Ever hear of the adage that a chain is only as strong as its weakest link? Though I understand the phrase and it truly has merit, that assumes that every link is built the same way. Forged in the same manner, and you are in the business of making cookie-cutter team members. If you just want a chain with all the same links, then I don’t know what business you are in, because in all the businesses and teams I’ve coached, maximizing individual strengths gets results every time.
I’ve led and coached under the reality that people are different. They are all, inheritably and beautifully, built differently. They are forged under different pressures. Made from various materials, they are puzzle pieces that, when put together correctly, form a magnificent picture.
Being in the information technology business, I sometimes had to go toe-to-toe with other leaders who wanted to measure every IT engineer using the same exact measuring stick. I can’t tell you how many times I sat in meetings where someone’s strengths were being measured against another person’s weaknesses.

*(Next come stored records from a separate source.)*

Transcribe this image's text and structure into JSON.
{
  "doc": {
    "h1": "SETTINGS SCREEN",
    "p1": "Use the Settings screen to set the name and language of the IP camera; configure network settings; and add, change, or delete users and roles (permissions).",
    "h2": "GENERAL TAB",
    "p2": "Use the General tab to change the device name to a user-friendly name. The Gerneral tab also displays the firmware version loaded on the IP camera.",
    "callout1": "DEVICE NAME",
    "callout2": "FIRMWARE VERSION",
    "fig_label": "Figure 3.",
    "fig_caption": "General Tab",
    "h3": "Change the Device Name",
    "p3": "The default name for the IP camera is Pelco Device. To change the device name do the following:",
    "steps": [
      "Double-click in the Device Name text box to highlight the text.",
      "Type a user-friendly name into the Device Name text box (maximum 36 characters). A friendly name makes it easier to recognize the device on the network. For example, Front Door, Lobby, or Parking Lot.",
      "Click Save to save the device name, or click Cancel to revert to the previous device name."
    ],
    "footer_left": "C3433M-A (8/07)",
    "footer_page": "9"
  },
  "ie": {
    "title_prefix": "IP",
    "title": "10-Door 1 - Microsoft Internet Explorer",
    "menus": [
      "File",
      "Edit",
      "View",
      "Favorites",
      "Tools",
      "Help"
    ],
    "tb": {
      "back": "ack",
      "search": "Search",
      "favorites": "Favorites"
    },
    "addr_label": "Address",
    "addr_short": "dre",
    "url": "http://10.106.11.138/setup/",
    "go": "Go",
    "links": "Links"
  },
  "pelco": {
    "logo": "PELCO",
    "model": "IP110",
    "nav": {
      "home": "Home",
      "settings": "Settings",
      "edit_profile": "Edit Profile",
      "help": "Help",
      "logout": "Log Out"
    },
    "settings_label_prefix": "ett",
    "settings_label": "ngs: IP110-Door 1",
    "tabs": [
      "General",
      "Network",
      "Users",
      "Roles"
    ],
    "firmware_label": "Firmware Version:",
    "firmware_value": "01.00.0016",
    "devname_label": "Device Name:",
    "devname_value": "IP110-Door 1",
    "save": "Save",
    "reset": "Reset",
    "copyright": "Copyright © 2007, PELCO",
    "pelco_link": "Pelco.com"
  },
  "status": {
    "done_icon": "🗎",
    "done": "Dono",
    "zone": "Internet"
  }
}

My teams always found success when we learned to accept everyone’s differences and maximize everyone’s different strengths. Imagine the NFL combine every year where every player was only measured by one thing: passing efficiency. Quarterbacks would shine, as they should. However, the defensive lineman would be off the charts bad. Why would you let them on the team if their passing efficiency is horrible? You see, football coaches understand that to make a team, you need skilled players in every role, and they are measured and compared in their specific roles. In business, I see leaders all the time not understanding what their teams need yet hiring or building people using the same mold or measuring using the exact same stick.
Let me share a simple example, yet one that created contention at the leadership level, when in my opinion, it should never have been a discussion. Two engineers, one exceptionally brilliant at solving technical problems, the other extremely gifted at putting technical jargon into easy-to-follow steps of instruction. I would often pair these two engineers together, one solving problems like crazy and sharing what they did with the other, who would take the time to document and publish it, enabling other engineers and customers to self-serve or to find solutions on their own without the help of the expert. However, when it came time to compare, or more specifically, give rewards, which engineer was more valuable? If we measured based on problems solved, one engineer would "win" out. However, we could measure by who published more articles and prevented customers from calling in; thus, the other engineer would easily "win" out. See, you can argue this point for hours, and we did, and sadly, most of the time, we ended up with cookie cutters. One engineer would be told they did great at finding solutions and be scolded for not publishing more; the other would be told they did great publishing and be scolded for not finding more solutions on their own. As a result, when this happened, both engineers would do less of what they excelled at if they wanted the "bigger" reward. When this happened by the leadership team, the teams would become less effective. Not to mention the morale of the team would drop.
As leaders, we must see all of the roles that must be filled and find ways to maximize individual strengths in order to achieve the desired results.